Speaker: Prof. Lake Lui, Associate Professor, Department of Sociology, National University of Taiwan
Time: 9:30am-11:00am, 28 Feb 2025 (Friday, HK Time)
Venue: ZOOM (ZOOM Link will be sent to registered audience after finished the e-registration)
Registration: https://cloud.itsc.cuhk.edu.hk/mycuform/view.php?id=3190296
About the Webinar: This study identifies the forces that obstruct the deinstitutionalization of marriage through an investigation of the meanings that underpin people’s decision to marry or not. Drawing on the love and marriage histories of 35 young Taiwanese women and men, we discover that despite the openness to diverse ideologies of marriage and family, people still marry. Some embraced marriage as a capstone, especially by highly educated people who have made a deliberate plan that aligns with the rules of personal and professional success. Others who did not want to marry were eventually drawn into it by their partner, parents and peers, and by the financial and legal advantages of being married. To resolve this ideological tension, they try to minimize the difference between cohabitation and marriage, re-establishing their belief in cohabitation as an ideal partnership arrangement. Some delayed marriage gave themselves a deadline for marriage. For single unpartnered women though, once that deadline has passed, they redefine singlehood as a preferable alternative to marriage. Our study illuminates that marriage is hegemonic but reinstitutionalized, meaning that its traditional significance and practices such as timing, post-marriage gender and intergenerational relations, and living arrangements have changed.

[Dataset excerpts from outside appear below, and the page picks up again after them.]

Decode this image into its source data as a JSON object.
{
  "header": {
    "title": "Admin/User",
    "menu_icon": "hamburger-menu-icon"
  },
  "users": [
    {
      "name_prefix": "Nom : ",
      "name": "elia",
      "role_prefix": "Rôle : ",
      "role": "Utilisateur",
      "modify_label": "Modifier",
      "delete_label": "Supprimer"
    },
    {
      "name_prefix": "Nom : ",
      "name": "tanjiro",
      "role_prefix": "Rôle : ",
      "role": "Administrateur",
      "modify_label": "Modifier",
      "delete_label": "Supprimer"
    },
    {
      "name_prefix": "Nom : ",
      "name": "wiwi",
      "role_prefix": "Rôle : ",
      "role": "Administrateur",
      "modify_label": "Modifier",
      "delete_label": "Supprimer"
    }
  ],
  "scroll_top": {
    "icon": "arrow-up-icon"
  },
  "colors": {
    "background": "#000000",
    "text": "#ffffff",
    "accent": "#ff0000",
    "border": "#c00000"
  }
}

About the Speaker: Lake Lui is Associate Professor in the Department of Sociology at National Taiwan University. Her research examines how global forces such as economic restructuring, migration, and sociocultural changes interact with national policies in affecting gender relations and the family in Asia. Her research uses both qualitative and quantitative methods to examine marriage formation process, household dynamics, and fertility decisions. Her most recent works probed the relationship among im/mobilities, political contestations, and political repression, and the family’s role in weathering changes. Her major publications have appeared in Social Forces, Sociology, Population, Space, and Place, International Migration Review, The Sociological Review, and Social Science Research. She is also the author of Re-negotiating Gender: Household Division of Labor when She Earns More than He Does (Springer).